Poza tym, na działania rządu na forum Unii wpływają i wpływać będą klimat i logika konfliktu, tak mocno obecne w polityce wewnętrznej. Tylko oczywisty sukces w Europie umożliwi zatem - częściowe przynajmniej - wyłączenie kwestii europejskich z debaty wewnątrzpolitycznej. Potknięcia i słabości staną się natychmiast przedmiotem niewybrednej krytyki, a obrona przed nią będzie ograniczać pole manewru w polityce zagranicznej, czyniąc z niej zakładnika polityki wewnętrznej, głuchego na rozwój sytuacji międzynarodowej.

"Energetyczne NATO"

Innymi słowy, rząd Marcinkiewicza potrzebuje kolejnych sukcesów na miarę tego budżetowego, by pozycja Polski w Unii nie ucierpiała. Polityka wobec unijnych państw i problemów musi więc pozostać nie tylko asertywna, ale i być dobrze przemyślana oraz skutecznie realizowana.

Tymczasem zawirowania wokół idei "energetycznego NATO" pokazują, że z tymi ostatnimi dwiema rzeczami jest duży problem.

Idea stworzenia swego rodzaju paktu energetycznego jest pomysłem dobrym, a przede wszystkim pomysłem na czasie. Po styczniowym wstrzymaniu przez Rosję dostaw gazu na Ukrainę powstał w Europie klimat do dyskusji na temat bezpieczeństwa energetycznego Unii.
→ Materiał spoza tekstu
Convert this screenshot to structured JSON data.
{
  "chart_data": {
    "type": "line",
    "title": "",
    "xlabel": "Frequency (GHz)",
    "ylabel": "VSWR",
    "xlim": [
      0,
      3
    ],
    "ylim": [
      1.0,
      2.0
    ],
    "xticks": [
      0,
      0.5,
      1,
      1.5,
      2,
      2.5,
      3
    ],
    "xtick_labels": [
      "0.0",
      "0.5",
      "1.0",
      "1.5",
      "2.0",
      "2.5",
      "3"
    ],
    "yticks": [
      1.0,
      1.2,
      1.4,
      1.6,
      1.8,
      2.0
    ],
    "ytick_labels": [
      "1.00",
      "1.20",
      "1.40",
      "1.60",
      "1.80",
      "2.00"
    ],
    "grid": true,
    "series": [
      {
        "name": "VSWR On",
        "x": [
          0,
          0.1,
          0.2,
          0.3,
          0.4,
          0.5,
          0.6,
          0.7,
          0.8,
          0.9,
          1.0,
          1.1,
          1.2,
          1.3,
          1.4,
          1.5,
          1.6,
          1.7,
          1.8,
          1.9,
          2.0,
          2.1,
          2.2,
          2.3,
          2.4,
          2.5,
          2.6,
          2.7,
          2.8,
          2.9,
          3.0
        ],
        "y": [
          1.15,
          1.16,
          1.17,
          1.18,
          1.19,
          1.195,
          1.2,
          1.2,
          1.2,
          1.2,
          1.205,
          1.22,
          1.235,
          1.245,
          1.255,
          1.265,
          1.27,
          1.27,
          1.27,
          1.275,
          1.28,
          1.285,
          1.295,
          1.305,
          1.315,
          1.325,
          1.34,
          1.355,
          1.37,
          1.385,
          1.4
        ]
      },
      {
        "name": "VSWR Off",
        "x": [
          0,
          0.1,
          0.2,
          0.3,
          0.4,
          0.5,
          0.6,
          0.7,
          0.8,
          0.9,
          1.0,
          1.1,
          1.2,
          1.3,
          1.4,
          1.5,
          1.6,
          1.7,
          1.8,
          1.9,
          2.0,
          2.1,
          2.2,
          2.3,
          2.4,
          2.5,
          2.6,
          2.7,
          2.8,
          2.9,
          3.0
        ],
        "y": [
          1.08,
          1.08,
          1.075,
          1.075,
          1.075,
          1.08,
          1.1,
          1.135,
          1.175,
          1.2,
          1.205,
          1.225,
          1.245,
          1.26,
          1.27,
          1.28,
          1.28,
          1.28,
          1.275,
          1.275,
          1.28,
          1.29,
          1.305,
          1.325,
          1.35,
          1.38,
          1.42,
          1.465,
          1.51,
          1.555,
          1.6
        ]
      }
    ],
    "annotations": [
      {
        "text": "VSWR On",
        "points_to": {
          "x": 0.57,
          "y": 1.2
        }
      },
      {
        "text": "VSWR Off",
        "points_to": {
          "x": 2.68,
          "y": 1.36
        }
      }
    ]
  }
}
Jako inicjator debaty o energetycznej solidarności, Polska mogła więc zyskać wpływ na jej przebieg i na ostateczny kształt ewentualnych decyzji prawnych oraz instytucjonalnych.

Z bliżej nieznanych względów świetny pomysł przerodził się jednak w nieporozumienie, które staje się coraz bardziej kłopotliwe dla autorów. Podczas gdy pozytywna reakcja partnerów z UE i NATO odnosi się jedynie do samej idei zajęcia się problemem bezpieczeństwa energetycznego, szczegóły projektu wywołują reakcje raczej wstrzemięźliwe.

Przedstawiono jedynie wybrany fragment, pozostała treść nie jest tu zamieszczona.